For this chapter, we will be using the Yelp data available from the challenge at https://www.yelp.com/dataset/challenge. This section uses the dataset from round 9 of the challenge. For background, Yelp is a site for rating different products and services where Yelp publishes the ratings to users.
The dataset file is a very large (a few gigabytes) amount of ratings. There are several sets of rating information in the download-for business ratings, reviews, tips (as in this would be a nice place to visit), and a user set. We are interested in the review data.
When dealing with such large files it may be useful to find and use a large file editor so you can poke into the data file. On Windows, most of the standard editors are limited to a few megabytes. I used the Large Text File Viewer program to open these JSON files.
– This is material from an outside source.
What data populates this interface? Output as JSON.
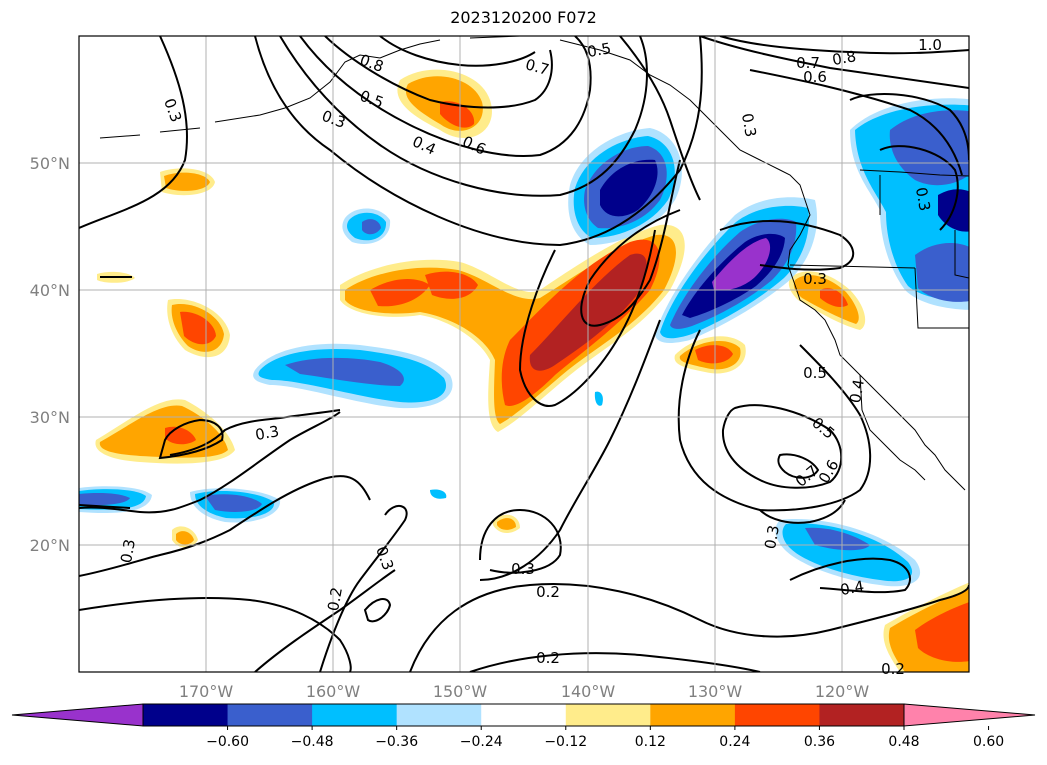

All of the files are in JSON format. JSON is a human readable format with structured elements—for example, a city object containing street objects. While it is convenient to read JSON the format is clumsy when dealing with large numbers of elements. In the reviews file there are a few million rows. So, we first convert the JSON to a flat CSV format to allow for easier processing using this script:
import time
import datetime
import json, csv
print( datetime.datetime.now().time())
headers = True
#with open('c:/Users/Dan/reviews.json') as jsonf, open('c:/Users/Dan/reviews.csv', "wb") as csvf:
filein = 'c:/Users/Dan/yelp_academic_dataset_review.json'
fileout = 'c:/Users/Dan/yelp_academic_dataset_review.csv'
with open(filein) as jsonf, open(fileout, "wb") as csvf:
for line in jsonf:
data = json.loads(line)
#remove the review text
data.pop('text')
if headers:
w = csv.DictWriter(csvf, data.keys())
w.writeheader()
headers = False
w.writerow(data)
print( datetime.datetime.now().time())
I am printing out the start and end times to get an idea of how long this takes. For my machine it took 1.5 minutes to convert the file. I had tried several versions of this code before I got the preceding code working at a satisfactory pace. While developing this script I took a small subset of the original data file (2000 rows) and worked with that file until things progressed sufficiently.
As you can see, I am reading the raw JSON file as provided from Yelp and writing out a corresponding CSV file.
The script reads each line of the JSON (one line contains an entire object) and writes out the corresponding CSV. I stripped out the review text as I was not evaluating the text of reviews and the review text took a lot of space. The review file size dropped from 3 gigabytes to 300 megabytes using this coding. Other than that we made sure to write the headers out to the CSV as the first record. I then used a separate script/notebook entry to read in the CSV and process it.